At the end of the day, competing visions of EU citizenship are not simply the product of competing ideas and ideologies. These ideas and ideologies are themselves an expression of underlying conflicts of interests, conflicts that are deeply embedded in the structure and logic of capitalism – in the mediation and perpetuation of which the EU plays, and has always played, an integral part.

This observation is important because it has significant implications not only for what can be achieved by and within the framework of the EU, but also for how it can be achieved and the wider implications of this for emancipatory struggles more broadly. Although Ratti and others are correct to emphasize the role of law and policy in creating the conditions in which in-work poverty has emerged and proliferated, they are wrong to imply that this role is purely contingent; that it can be avoided or remedied. Law itself contributes to the abstraction of the economy that lies at the heart of the EU’s social deficit, and labour market policies always contribute in a complex way to the stabilization, legitimization and reproduction of the very system in which problems such as in-work poverty are inherent.

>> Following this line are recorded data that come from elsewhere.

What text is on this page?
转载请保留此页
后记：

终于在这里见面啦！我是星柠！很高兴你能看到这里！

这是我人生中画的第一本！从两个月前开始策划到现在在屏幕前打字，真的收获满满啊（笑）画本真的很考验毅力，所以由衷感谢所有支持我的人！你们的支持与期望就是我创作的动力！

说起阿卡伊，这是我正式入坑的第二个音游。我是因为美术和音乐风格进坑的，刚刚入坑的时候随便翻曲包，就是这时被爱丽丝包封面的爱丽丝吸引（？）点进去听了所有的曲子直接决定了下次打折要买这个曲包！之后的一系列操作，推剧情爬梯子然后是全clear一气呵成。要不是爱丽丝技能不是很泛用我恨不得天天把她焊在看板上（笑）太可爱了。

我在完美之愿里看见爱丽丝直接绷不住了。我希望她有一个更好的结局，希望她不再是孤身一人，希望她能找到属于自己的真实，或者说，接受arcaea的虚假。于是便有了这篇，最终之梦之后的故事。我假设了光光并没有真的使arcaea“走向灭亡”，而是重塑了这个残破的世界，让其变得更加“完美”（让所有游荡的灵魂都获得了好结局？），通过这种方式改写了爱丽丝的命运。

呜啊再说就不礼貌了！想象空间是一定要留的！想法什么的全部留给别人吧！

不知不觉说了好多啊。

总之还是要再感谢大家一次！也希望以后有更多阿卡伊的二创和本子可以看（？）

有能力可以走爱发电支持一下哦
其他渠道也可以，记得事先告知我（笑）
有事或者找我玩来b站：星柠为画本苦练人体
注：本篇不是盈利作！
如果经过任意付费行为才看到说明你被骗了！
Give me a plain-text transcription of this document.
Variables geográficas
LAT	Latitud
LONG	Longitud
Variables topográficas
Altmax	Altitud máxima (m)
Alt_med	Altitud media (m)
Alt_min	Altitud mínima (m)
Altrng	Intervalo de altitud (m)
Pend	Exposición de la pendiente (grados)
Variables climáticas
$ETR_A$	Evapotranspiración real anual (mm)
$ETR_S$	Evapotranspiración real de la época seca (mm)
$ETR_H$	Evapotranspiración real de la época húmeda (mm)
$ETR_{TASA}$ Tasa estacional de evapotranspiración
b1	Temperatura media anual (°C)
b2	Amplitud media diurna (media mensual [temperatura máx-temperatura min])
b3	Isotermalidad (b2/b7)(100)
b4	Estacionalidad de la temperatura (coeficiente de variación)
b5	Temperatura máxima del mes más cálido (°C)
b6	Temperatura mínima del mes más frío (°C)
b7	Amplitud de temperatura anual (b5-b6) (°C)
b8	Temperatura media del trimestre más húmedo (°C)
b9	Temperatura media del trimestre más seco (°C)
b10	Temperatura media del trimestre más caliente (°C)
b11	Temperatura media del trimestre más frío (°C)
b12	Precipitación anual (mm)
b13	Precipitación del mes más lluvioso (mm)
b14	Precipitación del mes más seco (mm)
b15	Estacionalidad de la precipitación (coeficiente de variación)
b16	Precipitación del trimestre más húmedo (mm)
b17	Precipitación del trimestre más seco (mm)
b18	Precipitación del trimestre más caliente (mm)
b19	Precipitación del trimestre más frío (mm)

This does not mean that scholars should not explore how law, and the institutional framework of the EU, might be harnessed to improve conditions within that system, to create a “more social” form of EU citizenship than exists today. But it is imperative that, in doing this, scholars take seriously how the EU and EU citizenship function within, and relate to, the structure and logic of the system that any emancipatory project must confront. They must thus engage with how social actors may navigate or mitigate the not insignificant risks that their efforts may be coopted and distorted in ways that obstruct their aims and the realization of the social transformations necessary in practice to support a truly social citizenship.

Zoe Adams

University of Cambridge

Notes

  1. Nicola Countouris and Mark Freedland, eds, Resocialising Europe in a Time of Crisis (Cambridge: Cambridge University Press, 2013).
  2. Conference announcement for Resocializing Europe and the Mutualization of Risks to Workers, 18–19 May 2012 (cited in Judy Fudge, “The Way Forward for Social Europe: How Do We Get There from Here?”, Modern Law Review 77, No. 5 (2014): 808–817, 809).
  3. Council Directive 2010/18/EU of 8 March 2010 implementing the revised Framework Agreement on parental leave concluded by BUSINESSEUROPE, UEAPME, CEEP and ETUC and repealing Directive 96/34/EC.
  4. Directive (EU) 2022/2041 of the European Parliament and of the Council of 19 October 2022 on adequate minimum wages in the European Union.
  5. Directive (EU) 2024/2831 of the European Parliament and of the Council of 23 October 2024 on improving working conditions in platform work.